Tendo o homem como meta, e na sequência da encíclica Deus Caritas est (Deus é Amor), a nova encíclica A Caridade na Verdade reabre o leque de intervenção dos cristãos: “O caminho político da caridade não é menos qualificado e incisivo do que é a caridade que vai directamente ao encontro do próximo”.

Nas primeiras linhas, o papa lembra que “a caridade é a via mestra da doutrina social da Igreja”. Mas a prática também revela que a falta de coerência é a fragilidade maior entre os cristãos, a quem o papa se dirige em primeiro lugar. Bento XVI critica os alicerces do mercado desregrado, o “crescimento de uma classe de gestores” preocupados apenas com o lucro.

Muitos gestores, que se dizem católicos, foram cúmplices ou responsáveis pela crise, aproveitaram-se dela ou das fragilidades do mercado sem regras que a provocou.

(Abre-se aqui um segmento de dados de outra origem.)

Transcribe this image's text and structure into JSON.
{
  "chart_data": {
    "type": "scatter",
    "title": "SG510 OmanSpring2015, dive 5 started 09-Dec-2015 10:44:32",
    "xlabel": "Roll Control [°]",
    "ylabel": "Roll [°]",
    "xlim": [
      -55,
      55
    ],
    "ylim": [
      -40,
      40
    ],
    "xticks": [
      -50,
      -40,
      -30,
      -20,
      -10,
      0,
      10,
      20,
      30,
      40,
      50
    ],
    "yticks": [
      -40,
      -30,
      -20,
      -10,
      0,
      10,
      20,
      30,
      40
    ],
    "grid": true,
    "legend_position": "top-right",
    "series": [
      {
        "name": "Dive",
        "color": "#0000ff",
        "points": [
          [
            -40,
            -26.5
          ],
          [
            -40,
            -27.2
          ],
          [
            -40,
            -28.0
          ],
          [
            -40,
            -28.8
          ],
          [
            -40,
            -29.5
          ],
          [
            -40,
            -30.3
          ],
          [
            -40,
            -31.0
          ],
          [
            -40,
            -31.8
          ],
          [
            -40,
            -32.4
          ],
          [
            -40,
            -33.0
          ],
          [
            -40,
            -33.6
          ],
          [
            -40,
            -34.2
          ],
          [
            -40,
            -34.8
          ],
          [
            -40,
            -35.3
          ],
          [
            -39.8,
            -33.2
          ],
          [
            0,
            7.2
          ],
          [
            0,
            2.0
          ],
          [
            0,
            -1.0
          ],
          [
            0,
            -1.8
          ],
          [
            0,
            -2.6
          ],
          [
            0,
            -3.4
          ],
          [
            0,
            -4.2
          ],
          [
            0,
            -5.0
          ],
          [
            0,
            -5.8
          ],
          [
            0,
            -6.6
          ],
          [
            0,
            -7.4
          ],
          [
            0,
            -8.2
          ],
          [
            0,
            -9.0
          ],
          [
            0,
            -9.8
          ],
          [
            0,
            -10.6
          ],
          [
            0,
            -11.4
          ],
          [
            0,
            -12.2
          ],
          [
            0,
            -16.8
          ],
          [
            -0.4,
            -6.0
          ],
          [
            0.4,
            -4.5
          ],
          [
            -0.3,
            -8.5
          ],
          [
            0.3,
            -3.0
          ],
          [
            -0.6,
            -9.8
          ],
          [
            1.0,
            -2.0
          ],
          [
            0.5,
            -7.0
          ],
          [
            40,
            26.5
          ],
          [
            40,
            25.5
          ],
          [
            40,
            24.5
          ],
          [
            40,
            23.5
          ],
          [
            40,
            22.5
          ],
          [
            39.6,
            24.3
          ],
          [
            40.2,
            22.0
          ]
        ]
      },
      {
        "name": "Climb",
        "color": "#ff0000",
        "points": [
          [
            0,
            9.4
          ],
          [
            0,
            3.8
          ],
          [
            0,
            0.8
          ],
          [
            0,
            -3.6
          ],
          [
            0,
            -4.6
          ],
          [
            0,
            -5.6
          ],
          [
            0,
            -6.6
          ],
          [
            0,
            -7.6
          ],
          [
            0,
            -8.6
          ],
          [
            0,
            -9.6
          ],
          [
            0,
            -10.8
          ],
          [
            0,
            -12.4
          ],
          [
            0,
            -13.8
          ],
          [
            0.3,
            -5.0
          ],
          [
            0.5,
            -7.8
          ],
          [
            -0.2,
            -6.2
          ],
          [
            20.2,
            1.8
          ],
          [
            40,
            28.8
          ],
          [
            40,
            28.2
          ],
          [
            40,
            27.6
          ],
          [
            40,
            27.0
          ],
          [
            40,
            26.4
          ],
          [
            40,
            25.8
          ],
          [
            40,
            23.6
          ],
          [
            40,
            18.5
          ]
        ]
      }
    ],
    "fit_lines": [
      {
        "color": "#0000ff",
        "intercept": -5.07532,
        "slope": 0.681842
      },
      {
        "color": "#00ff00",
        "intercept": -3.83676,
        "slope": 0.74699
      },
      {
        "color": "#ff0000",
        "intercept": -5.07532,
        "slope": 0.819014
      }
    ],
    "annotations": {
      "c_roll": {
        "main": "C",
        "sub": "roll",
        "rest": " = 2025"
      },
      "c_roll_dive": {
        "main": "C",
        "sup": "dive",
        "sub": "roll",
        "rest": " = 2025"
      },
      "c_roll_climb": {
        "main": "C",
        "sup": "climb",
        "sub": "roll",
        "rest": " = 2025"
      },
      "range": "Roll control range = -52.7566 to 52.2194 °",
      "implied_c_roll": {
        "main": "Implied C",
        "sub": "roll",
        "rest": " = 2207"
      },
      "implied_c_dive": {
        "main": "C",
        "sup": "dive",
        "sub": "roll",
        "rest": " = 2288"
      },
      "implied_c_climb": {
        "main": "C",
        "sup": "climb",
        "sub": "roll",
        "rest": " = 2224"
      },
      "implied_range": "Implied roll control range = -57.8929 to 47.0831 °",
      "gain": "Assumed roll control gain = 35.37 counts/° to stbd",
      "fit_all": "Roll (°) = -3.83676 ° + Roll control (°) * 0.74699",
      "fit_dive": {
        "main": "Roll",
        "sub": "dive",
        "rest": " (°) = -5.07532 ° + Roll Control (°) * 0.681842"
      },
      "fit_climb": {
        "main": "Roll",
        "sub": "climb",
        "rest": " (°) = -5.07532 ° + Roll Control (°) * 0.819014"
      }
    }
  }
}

Devem ter as orelhas a arder.

Artigo do jornalista Joaquim Franco, membro da Comissão Nacional Justiça e Paz

1 comentário:

A.Brandão Guedes disse...

Antes de mais os parabéns pelo Blogue!
Em segundo lugar o salientar a forma sintética e bem escrita deste artigo sobre a recente Enciclica de Bento XVI.São raros os comentários no nosso País sobre o documento, o que, aliás, só confirma a tradição de desinteresse dos portugueses sobre estas manifestações.
A minha opinião sobre o documento de Bento VI ainda está em gestação e não está acabada.
Sob ponto de vista formal considero, porém, este documento muito longo, algo disperso e onde algumas temáticas são várias vezes abordadas.Algumas com profundidade como o caso da ligação do desenvolvimento ao ambiente e outras muito ligeiramente abordadas como o caso do emprego desemprego e a precariedade.Esta, como forma de flexibilidade, é uma das caracteristicas mais perversas da nossa sociedade!Aparentemente facilita a vida das empresas mas está a gerar gerações de trabalhadores que não sabem o que vai ser o dia de amanhã!A flexibilidade a todo o custo está a criar um homem novo num sistema económico que esté em crise...
O Papa tem outras preocupações políticas, algumas de grande importancia, sem dúvida, como a governação mundial e a gestão da globalização.Todavia, o trabalho e o papel deste na vida das pessoas e dos povos continua a ser central.Assim como sindicalismo que é quase ignorado.Ora o sindicalismo continua a ser um movimento social imprescvindível na governação da globalização.
Penso que sob ponto de vista ético e político o Papa veio dizer o que as ONGs (inclusive da Igreja), sindicatos mundiais e instituições da ONU já disseram!Mas é este precisamnete o papel da chamada "doutrina social da Igreja(ou da Hierarquia) como me dizia um militante da Acção Católica e sindicalista.Assumir como património da Igreja alguns aspectos fundamentais do debate social, ético, político e económico.